The reason for the antibodies’ generalizability is simple: PD-1 and CTLA-4 are molecules every person has within his or her body. They aren’t individualized therapies like many of the cell-based vaccine strategies that require tailoring in the lab.

“What’s exciting about this is it doesn’t involve cell therapies,” says Melody Swartz at the University of Chicago. “It’s just something you inject; it’s just an antibody.”

Which brings up a critical point with these types of treatments: Researchers are unleashing the body’s own exquisitely specific response against cancer.

Unfortunately, though they are potentially generalizable, the strategies currently work in only a subset of patients. Paul Nghiem at the University of Washington Medical School and the Fred Hutchison Cancer Research Center points out that while early results may be encouraging, the therapies targeting PD-1 and CTLA-4 are “dumb.” He explains, “We’re really just releasing the brakes on this smart system, and we’re not smart enough to understand what the system is seeing yet.”

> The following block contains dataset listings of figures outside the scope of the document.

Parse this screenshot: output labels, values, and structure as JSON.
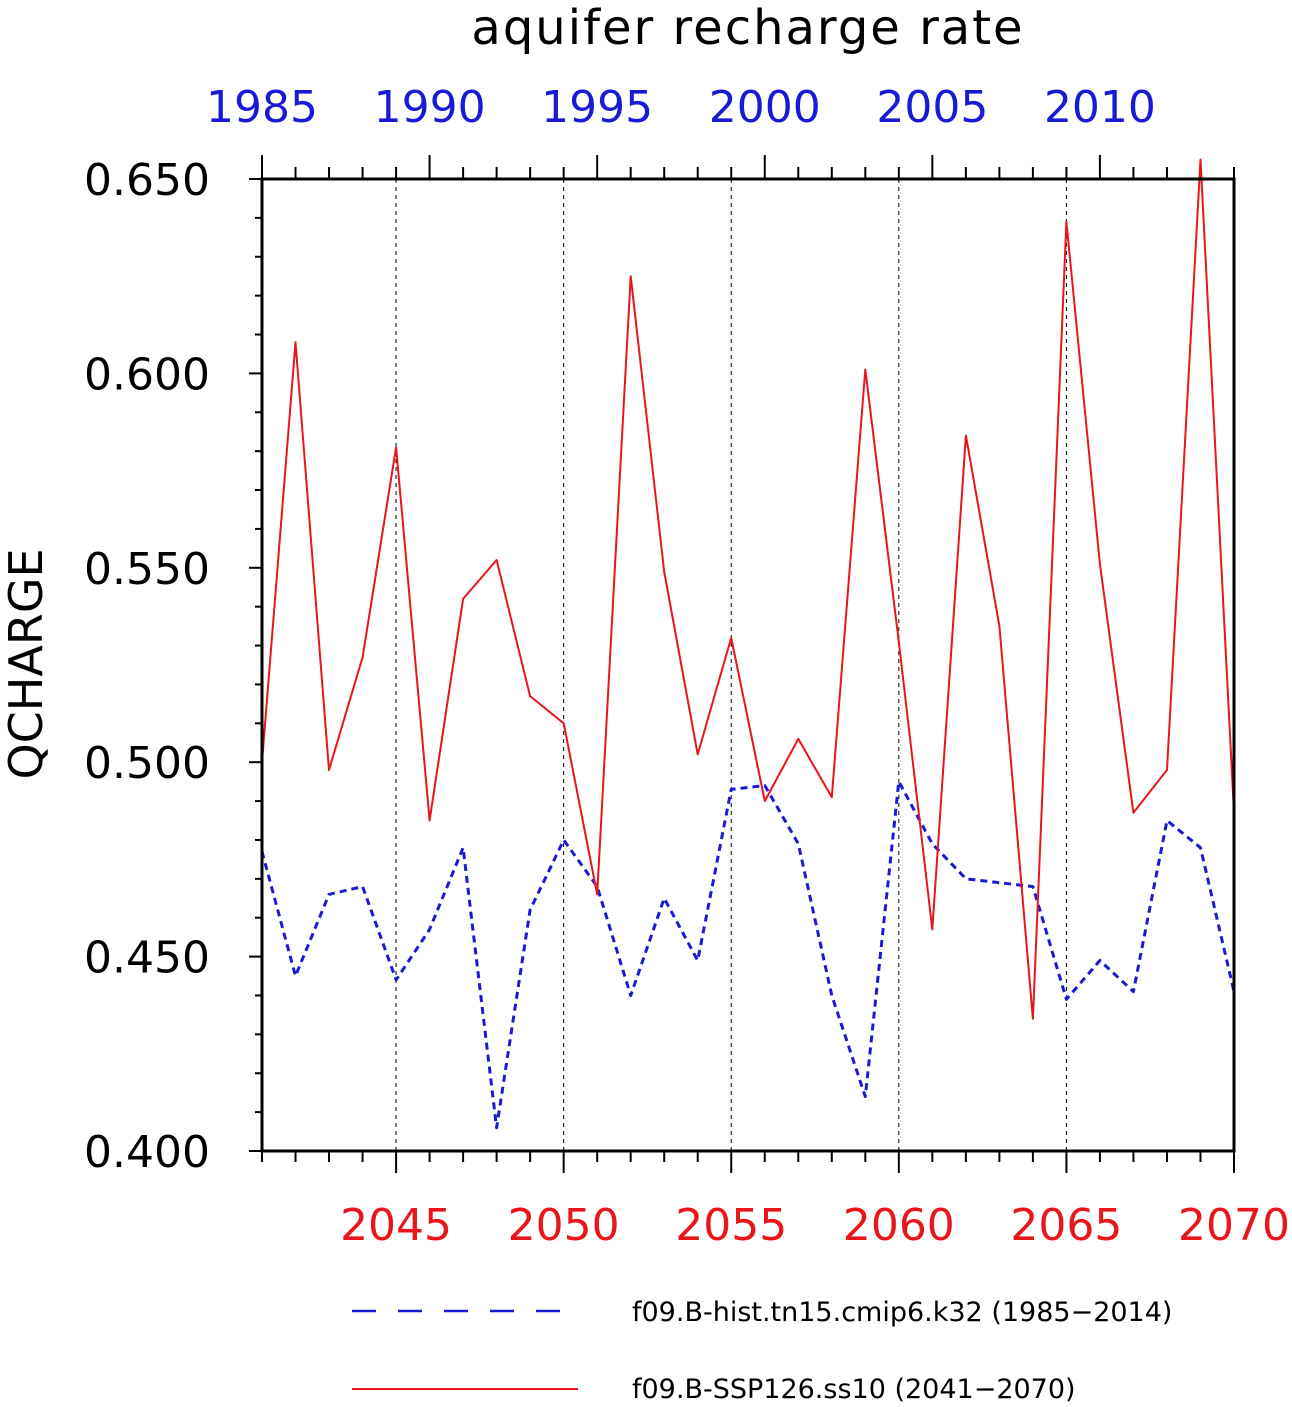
{
  "chart_data": {
    "type": "line",
    "title": "aquifer recharge rate",
    "ylabel": "QCHARGE",
    "ylim": [
      0.4,
      0.65
    ],
    "yticks": [
      0.4,
      0.45,
      0.5,
      0.55,
      0.6,
      0.65
    ],
    "ytick_labels": [
      "0.400",
      "0.450",
      "0.500",
      "0.550",
      "0.600",
      "0.650"
    ],
    "grid": "vertical dashed at major bottom-axis ticks",
    "legend_position": "bottom",
    "bottom_axis": {
      "xlim": [
        2041,
        2070
      ],
      "ticks": [
        2045,
        2050,
        2055,
        2060,
        2065,
        2070
      ],
      "labels": [
        "2045",
        "2050",
        "2055",
        "2060",
        "2065",
        "2070"
      ],
      "color": "#e8151b"
    },
    "top_axis": {
      "xlim": [
        1985,
        2014
      ],
      "ticks": [
        1985,
        1990,
        1995,
        2000,
        2005,
        2010
      ],
      "labels": [
        "1985",
        "1990",
        "1995",
        "2000",
        "2005",
        "2010"
      ],
      "color": "#1a1ad6"
    },
    "series": [
      {
        "name": "f09.B-hist.tn15.cmip6.k32 (1985−2014)",
        "axis": "top",
        "color": "#1a1ad6",
        "style": "dashed",
        "x": [
          1985,
          1986,
          1987,
          1988,
          1989,
          1990,
          1991,
          1992,
          1993,
          1994,
          1995,
          1996,
          1997,
          1998,
          1999,
          2000,
          2001,
          2002,
          2003,
          2004,
          2005,
          2006,
          2007,
          2008,
          2009,
          2010,
          2011,
          2012,
          2013,
          2014
        ],
        "values": [
          0.477,
          0.445,
          0.466,
          0.468,
          0.444,
          0.457,
          0.478,
          0.406,
          0.462,
          0.48,
          0.468,
          0.44,
          0.465,
          0.449,
          0.493,
          0.494,
          0.479,
          0.44,
          0.414,
          0.495,
          0.479,
          0.47,
          0.469,
          0.468,
          0.439,
          0.449,
          0.441,
          0.485,
          0.478,
          0.441
        ]
      },
      {
        "name": "f09.B-SSP126.ss10 (2041−2070)",
        "axis": "bottom",
        "color": "#e8151b",
        "style": "solid",
        "x": [
          2041,
          2042,
          2043,
          2044,
          2045,
          2046,
          2047,
          2048,
          2049,
          2050,
          2051,
          2052,
          2053,
          2054,
          2055,
          2056,
          2057,
          2058,
          2059,
          2060,
          2061,
          2062,
          2063,
          2064,
          2065,
          2066,
          2067,
          2068,
          2069,
          2070
        ],
        "values": [
          0.5,
          0.608,
          0.498,
          0.527,
          0.581,
          0.485,
          0.542,
          0.552,
          0.517,
          0.51,
          0.466,
          0.625,
          0.549,
          0.502,
          0.532,
          0.49,
          0.506,
          0.491,
          0.601,
          0.531,
          0.457,
          0.584,
          0.535,
          0.434,
          0.639,
          0.551,
          0.487,
          0.498,
          0.655,
          0.487
        ]
      }
    ]
  }
}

In cases where patients don’t see lasting improvements with PD-1 and CTLA-4-based treatments, researchers believe it’s likely that they haven’t formed a significant response to their own cancer before the treatments are administered or their cancer has found an alternate method of side-stepping immune regulation. Determining which patients will respond to these therapies and which will not is an ongoing area of investigation.

Holding the spotlight

Research topics go in and out of fashion. One day everyone is shouting about stem cells, and the next they are excited about the microbiome. Some believe that immunotherapy has the potential to stay in the spotlight.

To Nghiem, immunotherapy’s staying power can be found in the results of numerous clinical trials. Like the important cancer strategies that came before it — surgery, radiation and chemotherapy — it will stick around in an oncologist’s treatment repertoire because it does work for many people. “I believe — and I’m certainly not alone — that this is now absolutely clearly planted as one of our pillars of therapy for cancer,” says Nghiem.

David Kaufman, executive director of oncology clinical research for Merck Research Laboratories, agrees. “For patients who do have a response to immunotherapy, the benefit is extremely durable,” he says. “We haven’t seen that kind of durability of response with the vast majority of other anti-cancer agents out there.”

Indeed, immunotherapies — and especially those targeting the immune checkpoint blockades — offer some of the most generally applicable treatments seen in cancer therapy in a while. Cancer types in which the immunotherapy Merck drug Keytruda (an anti-PD-1 antibody) has shown clinical promise are in the double digits, says Kaufman. That number likely will increase as more clinical trials emerge.